Türkiye ne yapacak?Marmara Üniversitesi'nden Dr. Öğretim Üyesi Alagöz, Türkiye'nin bu tablodaki konumunu şöyle açıkladı: "Türkiye sınırlarında sıcak bir çatışma istemediği gibi nükleer silah sahibi bir komşu da istememektedir. Dillendiren kötü ya da iyi senaryoların her biri için Türkiye de kendi kırmızı çizgilerini belirlemektedir. Bu doğrultuda Türkiye’nin önceliği Irak ve Suriye’de PKK/YPG unsurlarıyla olan mücadeleyi devam ettirmek olacaktır." Türkiye’nin hem farklı Arap ülkeleri hem de İran’la iletişim kanallarını açık tutması, ancak bağımsız konumunu korumasının önemli olduğunun altını çizen Göçer, Türkiye, ABD ve AB ülkeleri gibi müttefikleriyle bu konu özelinde daha fazla iletişime ve diplomatik müzakereye katılmasının bölgesel güvenliğe katkı sağlayacağına işaret ediyor. Ayrıca Türkiye'nin İsrail’i eleştirirken değerler ve uluslararası yasalar zemininde güçlü bir ses çıkarması ve "o ya da bu Filistin örgütünden ziyade Filistinlilerin ve artık Lübnan’daki sivillerin insan haklarını koruyan bir platformdan konuşması"nın yararlı olacağının altını çiziyor. |
"Bölgedeki durumun Türkiye ve İsrail arasında asimetrik çatışma gibi etkileri olabilir"

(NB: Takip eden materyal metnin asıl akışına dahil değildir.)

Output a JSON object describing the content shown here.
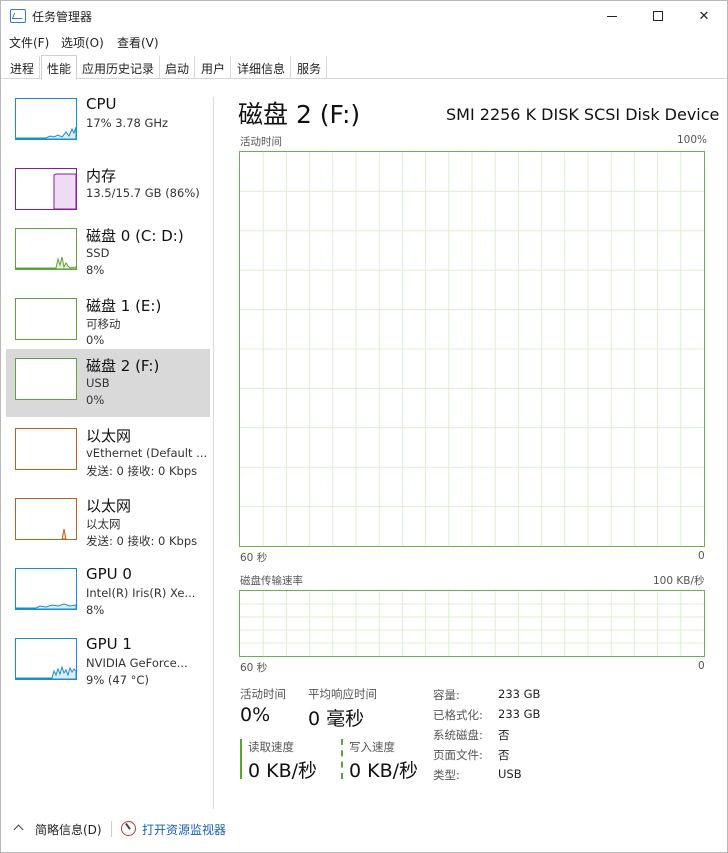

Türkiye'nin çatışmaların başladığı günden bu yana İsrail'e karşı sert bir tavır aldığını hatırlatan Önhon da "Son dönemlerde de vadedilmiş toprakların bir ucunun Türkiye'ye uzandığı ve bunun Türkiye için doğrudan bir güvenlik tehdidi teşkil ettiği ifade edildi ama İsrail'in bir NATO ülkesine bu şekilde doğrudan hedef almasının gerçekçi olduğunu düşünmüyorum. İki ülke arasındaki gerginliğin asimetrik çatışma anlamında yani İsrail'in Suriye'nin kuzeyinde PKK uzantısı yapılanmaya destek vermesi, Doğu Akdeniz'de Türk çıkarlarına karşı çıkması gibi etkileri olabilir. Bunu zaman gösterecek" diyor.
Orta Doğu’yu paramparça eden gün: 7 Ekim7 Ekim sabahı, Hamas, Gazze’den İsrail’e yaklaşık 5 bin roket atarak “Aksa Tufanı Operasyonu”nu başlattı. İsrail istihbaratının güvenlik zafiyeti nedeniyle Hamas’ın silahlı kanadı El Kassam Tugayları, sınırı aşarak İsrail yerleşim yerlerine girmeyi başardı. Hamas militanları sınır çitlerini aşarak paramotorlar ve sürat tekneleriyle İsrail'e karadan, havadan ve denizden saldırdı. Bu sızma esnasında bir müzik festivaline de saldırıldı ve buradan da rehin alınanlar oldu. Saldırı sonucu bin 200'den fazla İsrailli hayatını kaybetti; bu, 1948'de İsrail'in kuruluşundan bu yana en ölümcül gün olarak kaydedildi. Hamas ayrıca aralarında asker ve sivillerin bulunduğu 253 kişiyi rehin aldı. Yaklaşık 100 rehinenin hâlâ Gazze Şeridi’nde tutulduğuna inanılıyor; bunların yaklaşık üçte birinin de öldüğü düşünülüyor. 253 rehinenin bir kısmı kasım ayındaki geçici ateşkes anlaşmasıyla serbest bırakılmıştı. İsrail, 7 Ekim’de Hamas’ın sızma ve roket saldırılarından sonra savaş durumu ilan ederek Gazze'ye kapsamlı askeri operasyonlar başlattı.